Birçok uzman, 2020’de İdlib’de ateşkesi sağlayan Türkiye-Rusya mutabakatının artık ortadan kalkmakta olduğu yorumlarını yapıyor, ancak Rusya’nın hedefleri ve atması muhtemel adımlar konusunda farklı görüşler bulunuyor.
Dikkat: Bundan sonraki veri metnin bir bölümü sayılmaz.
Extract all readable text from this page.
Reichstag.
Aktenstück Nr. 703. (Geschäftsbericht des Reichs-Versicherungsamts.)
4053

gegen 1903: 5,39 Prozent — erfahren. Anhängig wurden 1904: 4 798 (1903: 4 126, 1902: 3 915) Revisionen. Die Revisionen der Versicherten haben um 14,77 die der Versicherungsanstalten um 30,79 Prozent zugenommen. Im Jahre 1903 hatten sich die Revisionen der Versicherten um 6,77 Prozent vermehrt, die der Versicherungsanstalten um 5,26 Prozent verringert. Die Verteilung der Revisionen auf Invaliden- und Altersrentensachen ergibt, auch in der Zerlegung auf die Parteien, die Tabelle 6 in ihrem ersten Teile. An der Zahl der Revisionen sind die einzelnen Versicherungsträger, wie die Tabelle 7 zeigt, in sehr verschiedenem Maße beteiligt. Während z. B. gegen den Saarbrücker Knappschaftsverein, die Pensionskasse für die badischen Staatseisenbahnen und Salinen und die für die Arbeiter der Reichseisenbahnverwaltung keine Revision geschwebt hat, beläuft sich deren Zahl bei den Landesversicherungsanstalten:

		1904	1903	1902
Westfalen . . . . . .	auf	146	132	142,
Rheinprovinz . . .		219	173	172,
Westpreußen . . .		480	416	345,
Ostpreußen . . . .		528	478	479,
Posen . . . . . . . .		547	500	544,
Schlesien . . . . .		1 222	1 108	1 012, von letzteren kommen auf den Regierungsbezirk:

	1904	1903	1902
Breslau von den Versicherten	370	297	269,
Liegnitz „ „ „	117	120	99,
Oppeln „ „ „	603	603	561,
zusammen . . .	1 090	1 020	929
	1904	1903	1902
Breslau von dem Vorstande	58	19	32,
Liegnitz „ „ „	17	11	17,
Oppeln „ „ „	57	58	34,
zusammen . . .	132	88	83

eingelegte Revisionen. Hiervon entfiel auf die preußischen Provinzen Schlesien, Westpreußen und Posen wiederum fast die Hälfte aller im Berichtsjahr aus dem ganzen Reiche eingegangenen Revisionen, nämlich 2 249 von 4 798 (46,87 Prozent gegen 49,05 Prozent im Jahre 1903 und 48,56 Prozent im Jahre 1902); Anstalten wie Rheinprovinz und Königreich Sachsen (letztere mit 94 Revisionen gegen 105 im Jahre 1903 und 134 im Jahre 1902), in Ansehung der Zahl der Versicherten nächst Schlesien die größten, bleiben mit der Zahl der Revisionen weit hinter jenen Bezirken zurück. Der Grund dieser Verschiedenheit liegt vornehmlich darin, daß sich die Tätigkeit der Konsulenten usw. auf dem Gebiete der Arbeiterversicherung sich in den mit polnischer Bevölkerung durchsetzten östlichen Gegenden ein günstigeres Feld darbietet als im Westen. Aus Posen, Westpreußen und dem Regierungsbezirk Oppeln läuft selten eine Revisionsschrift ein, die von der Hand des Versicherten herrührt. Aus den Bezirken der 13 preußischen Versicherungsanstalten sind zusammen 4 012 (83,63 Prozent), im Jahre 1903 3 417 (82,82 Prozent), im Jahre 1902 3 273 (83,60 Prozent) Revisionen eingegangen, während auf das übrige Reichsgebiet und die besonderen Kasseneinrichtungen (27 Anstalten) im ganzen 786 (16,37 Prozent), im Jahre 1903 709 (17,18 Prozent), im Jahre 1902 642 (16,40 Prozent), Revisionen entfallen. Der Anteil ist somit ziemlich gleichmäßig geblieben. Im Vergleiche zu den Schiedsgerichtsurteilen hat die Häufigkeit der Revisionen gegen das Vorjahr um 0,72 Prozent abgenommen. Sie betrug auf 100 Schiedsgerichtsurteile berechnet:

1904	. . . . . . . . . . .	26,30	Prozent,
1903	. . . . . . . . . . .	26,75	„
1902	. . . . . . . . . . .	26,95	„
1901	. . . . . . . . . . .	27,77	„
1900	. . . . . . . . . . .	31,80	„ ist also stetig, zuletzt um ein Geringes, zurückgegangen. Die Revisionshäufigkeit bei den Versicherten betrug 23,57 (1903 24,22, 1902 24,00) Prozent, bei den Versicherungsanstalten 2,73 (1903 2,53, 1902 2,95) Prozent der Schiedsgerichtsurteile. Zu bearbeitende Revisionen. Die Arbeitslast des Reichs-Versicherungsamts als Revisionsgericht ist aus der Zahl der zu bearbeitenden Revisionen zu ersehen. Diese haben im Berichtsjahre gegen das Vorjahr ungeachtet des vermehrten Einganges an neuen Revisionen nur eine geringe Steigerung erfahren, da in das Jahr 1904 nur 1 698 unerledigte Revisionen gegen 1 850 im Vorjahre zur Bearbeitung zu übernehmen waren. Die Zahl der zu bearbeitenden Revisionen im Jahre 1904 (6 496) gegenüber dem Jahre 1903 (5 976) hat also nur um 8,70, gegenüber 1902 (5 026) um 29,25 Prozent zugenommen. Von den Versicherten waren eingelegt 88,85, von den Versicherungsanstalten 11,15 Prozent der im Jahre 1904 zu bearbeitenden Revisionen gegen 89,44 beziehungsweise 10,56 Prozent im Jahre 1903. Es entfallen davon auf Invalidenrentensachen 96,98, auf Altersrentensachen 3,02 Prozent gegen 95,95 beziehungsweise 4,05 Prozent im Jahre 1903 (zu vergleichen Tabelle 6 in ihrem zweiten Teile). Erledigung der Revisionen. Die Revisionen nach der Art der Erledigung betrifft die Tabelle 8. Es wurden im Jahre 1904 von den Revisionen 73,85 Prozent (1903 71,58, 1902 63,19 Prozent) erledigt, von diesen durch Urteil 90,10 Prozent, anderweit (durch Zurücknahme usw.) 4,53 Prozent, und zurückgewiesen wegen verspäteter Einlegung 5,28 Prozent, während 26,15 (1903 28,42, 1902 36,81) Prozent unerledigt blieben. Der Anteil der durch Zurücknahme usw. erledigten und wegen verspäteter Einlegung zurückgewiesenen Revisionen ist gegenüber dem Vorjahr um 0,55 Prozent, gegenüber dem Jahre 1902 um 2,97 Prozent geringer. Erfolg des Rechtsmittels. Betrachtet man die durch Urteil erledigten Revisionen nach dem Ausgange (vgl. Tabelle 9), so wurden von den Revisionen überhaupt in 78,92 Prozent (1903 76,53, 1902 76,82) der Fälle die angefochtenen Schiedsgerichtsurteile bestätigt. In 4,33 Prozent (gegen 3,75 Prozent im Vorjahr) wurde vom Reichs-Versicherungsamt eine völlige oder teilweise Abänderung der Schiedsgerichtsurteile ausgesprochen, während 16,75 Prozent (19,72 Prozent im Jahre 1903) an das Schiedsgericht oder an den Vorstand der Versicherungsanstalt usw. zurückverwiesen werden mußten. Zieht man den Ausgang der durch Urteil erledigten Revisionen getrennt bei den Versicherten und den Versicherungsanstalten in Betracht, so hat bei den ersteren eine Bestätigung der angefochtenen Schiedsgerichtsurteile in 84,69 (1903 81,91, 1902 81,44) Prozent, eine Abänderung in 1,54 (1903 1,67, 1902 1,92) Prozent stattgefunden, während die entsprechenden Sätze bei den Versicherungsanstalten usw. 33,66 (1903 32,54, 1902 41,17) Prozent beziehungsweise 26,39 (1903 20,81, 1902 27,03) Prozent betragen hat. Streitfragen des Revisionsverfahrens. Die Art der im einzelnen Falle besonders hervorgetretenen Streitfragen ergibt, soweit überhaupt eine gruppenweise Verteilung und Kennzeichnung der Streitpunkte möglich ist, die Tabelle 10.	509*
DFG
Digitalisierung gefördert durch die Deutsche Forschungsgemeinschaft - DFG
Rusya ve Esad rejiminin İdlib’e yönelik askerî harekât hazırlıkları Türkiye üzerinde baskıyı arttırıyor, bölgede gerilimi tırmandırıyor. Son haftalarda Rusya’nın bölgede hava saldırılarını yoğunlaştırması dikkat çekerken, Esad rejimi de önemli noktalara ağır silâh sevk etmeyi sürdürüyor. Birçok uzman, 2020’de bölgede ateşkesi sağlayan Türkiye-Rusya mutabakatının artık ortadan kalkmakta olduğu yorumlarını yapıyor, ancak Rusya’nın hedefleri ve atması muhtemel adımlar konusunda farklı görüşler bulunuyor.
Putin, düğmeye basar mı?
Gelişmeleri yakından takip eden Alman uzman Kristian Brakel, son gelişmeleri kaygı verici olarak görmekle birlikte, henüz Kremlin’in İdlib’e kapsamlı harekât için yeşil ışık yakmadığı görüşünde.
Heinrich Böll Vakfı Türkiye Temsilcisi Brakel, DW Türkçe’ye yaptığı değerlendirmede, Rusya Devlet Başkanı Putin’in İdlib konusundaki son hamlelerinin gerisinde, farklı hesapların da olabileceğini söyledi.
Brakel, “İdlib’de tırmanan gerilime, Kremlin’in Türkiye’nin yeniden ABD’ye yakınlaşmış olduğu yönündeki algısı da kaynaklık etmiş olabilir. Türkiye’nin, Kafkaslar, Ukrayna ya da Libya konularında Rus çıkarlarına karşı hareket etmiş olması da bu süreçte rol oynamış olabilir” görüşünü dile getirdi.
Avrupa da gelişmelerden endişeli
Muhaliflerin son kalesi olarak görülen İdlib’de, yerlerinden edilmiş yaklaşık 3,5 milyon Suriyeli yaşıyor. Bölgenin radikal grupların elinde olması ve terör örgütlerinin kontrolünde bulunması, hem Ankara’yı, hem de Avrupa başşehirlerini endişelendiriyor.
Olası bir askerî harekât durumunda İdlib’den yeni bir göç akınının yaşanması, bu bölgede bulunan radikal cihatçı örgütler sebebiyle terör tehdidinin yeni boyutlar kazanması, uzmanları kaygılandıran gelişmelerin başında geliyor.
Türkiye’yi bekleyen riskler
Heinrich Böll Vakfı Türkiye Temsilcisi Kristian Brakel, Rusya’nın taleplerinin karşılanmasının zor olduğunu işaret ederken, gelişmelerin bölgedeki Türk askerlerini de alanda çok güç bir duruma soktuğunu söyledi.
Brakel, “İdlib’deki Türk askerinin çok zor bir durumda bırakıldığı bir gerçek. Ne Rusya’nın ne de rejimin saldırılarına gerektiği gibi karşılık vermelerine izin veriliyor ne de HTŞ ile işbirliği yapmalarına. Zaten HTŞ, ideolojik olarak Türk ordusu mensuplarının inandıklarıyla örtüşmediği gibi, onlar tarafından güvenilir bir partner olarak da görülmüyor. Türk askerlerinin bu iki taraf arasında sıkışıp kalması ciddî bir risk oluşturuyor” görüşünü aktardı.